Funded by Washington University School of Medicine in St. Louis (USA).

The aim of this study is to assess the safety, tolerability, biomarker and cognitive efficacy of investigational products (Gantenerumab, Solanezumab and Atabecestat [JNJ-54861911]) in subjects who are known to have an Alzheimer’s disease-causing mutation by determining if treatment with the study drug slows the rate of progression of cognitive impairment and improves disease-related biomarkers.
Subjects in DIAN are recruited from families that have at least one member who has been identified as having a mutation in presenilin 1 (PSEN1), presenilin 2 (PSEN2) and amyloid precursor protein (APP), associated with autosomal dominant Alzheimer’s disease and having a very high penetrance (near 100%).

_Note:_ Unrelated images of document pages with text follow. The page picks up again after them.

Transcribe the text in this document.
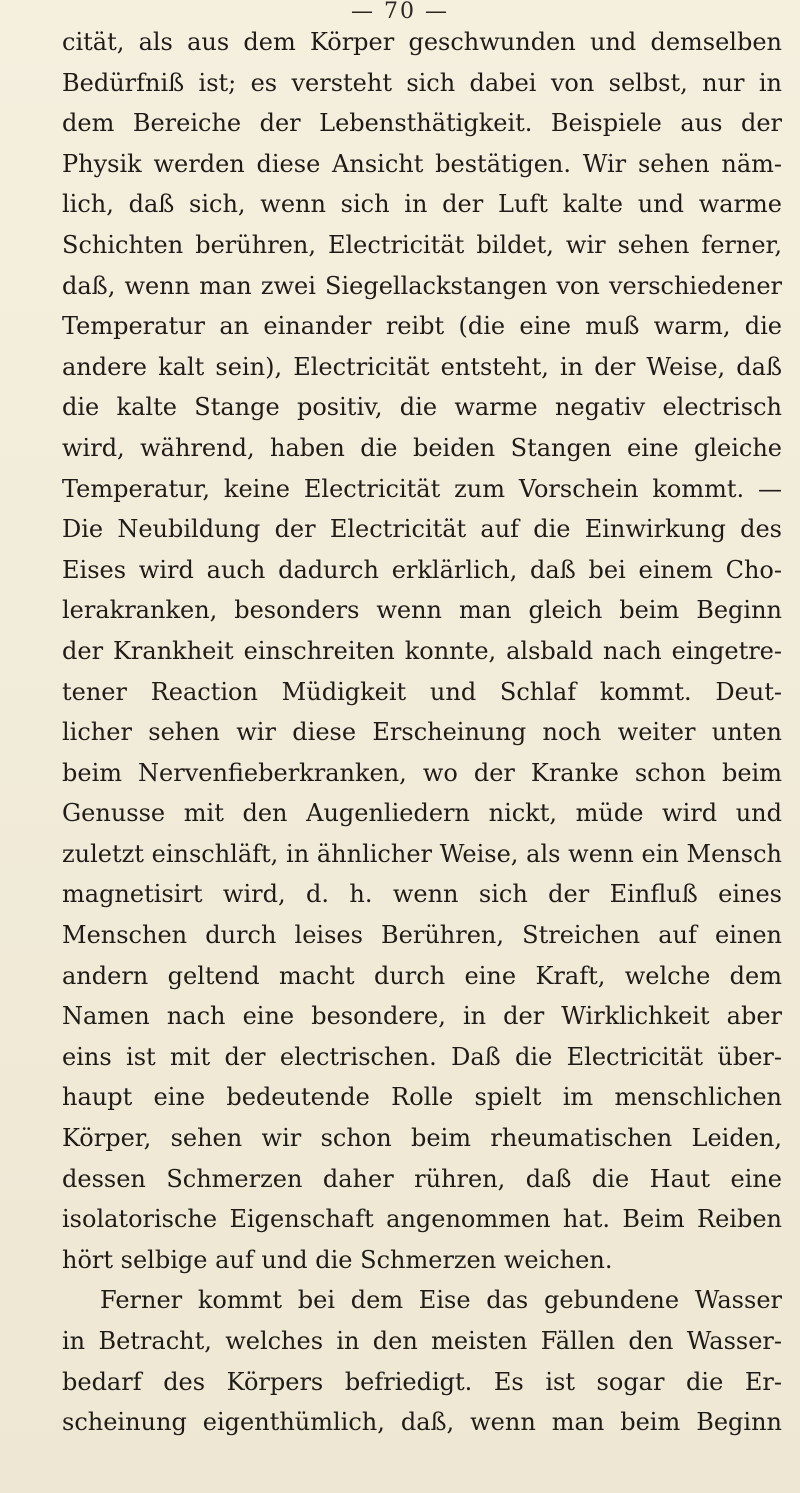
— 70 —
cität, als aus dem Körper geschwunden und demselben
Bedürfniß ist; es versteht sich dabei von selbst, nur in
dem Bereiche der Lebensthätigkeit. Beispiele aus der
Physik werden diese Ansicht bestätigen. Wir sehen näm-
lich, daß sich, wenn sich in der Luft kalte und warme
Schichten berühren, Electricität bildet, wir sehen ferner,
daß, wenn man zwei Siegellackstangen von verschiedener
Temperatur an einander reibt (die eine muß warm, die
andere kalt sein), Electricität entsteht, in der Weise, daß
die kalte Stange positiv, die warme negativ electrisch
wird, während, haben die beiden Stangen eine gleiche
Temperatur, keine Electricität zum Vorschein kommt. —
Die Neubildung der Electricität auf die Einwirkung des
Eises wird auch dadurch erklärlich, daß bei einem Cho-
lerakranken, besonders wenn man gleich beim Beginn
der Krankheit einschreiten konnte, alsbald nach eingetre-
tener Reaction Müdigkeit und Schlaf kommt. Deut-
licher sehen wir diese Erscheinung noch weiter unten
beim Nervenfieberkranken, wo der Kranke schon beim
Genusse mit den Augenliedern nickt, müde wird und
zuletzt einschläft, in ähnlicher Weise, als wenn ein Mensch
magnetisirt wird, d. h. wenn sich der Einfluß eines
Menschen durch leises Berühren, Streichen auf einen
andern geltend macht durch eine Kraft, welche dem
Namen nach eine besondere, in der Wirklichkeit aber
eins ist mit der electrischen. Daß die Electricität über-
haupt eine bedeutende Rolle spielt im menschlichen
Körper, sehen wir schon beim rheumatischen Leiden,
dessen Schmerzen daher rühren, daß die Haut eine
isolatorische Eigenschaft angenommen hat. Beim Reiben
hört selbige auf und die Schmerzen weichen.
Ferner kommt bei dem Eise das gebundene Wasser
in Betracht, welches in den meisten Fällen den Wasser-
bedarf des Körpers befriedigt. Es ist sogar die Er-
scheinung eigenthümlich, daß, wenn man beim Beginn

The pathological processes that define Alzheimer’s disease (AD), amyloid plaques and neurofibrillary tangles, start to develop 10-20 years before clinical symptoms. The ability to identify individuals destined to develop AD provides a unique opportunity to assess the efficacy of therapies at asymptomatic and very early stages of dementia. Although there are differences between dominantly inherited AD and the more common age-associated sporadic disease, the results of the early intervention in this study will have implications for future studies and treatments in sporadic AD. The primary endpoint of this study is that the active drug group will have a slower rate of progression on the cognitive composite endpoint compared to the mutation-carrier placebo group after treatment for a minimum of 4 years. Studies in individuals who carry a mutation linked to early onset AD suggest that biomarker changes are detectable 15 or more years before the anticipated time of disease onset. Currently there are two Italian Centers involved in the DIAN-TU study: IRCCS Fatebenefratelli Saint John of God in Brescia (PI: Dr. Giovanni B Frisoni) and University of Florence (PI: Prof. Sandro Sorbi).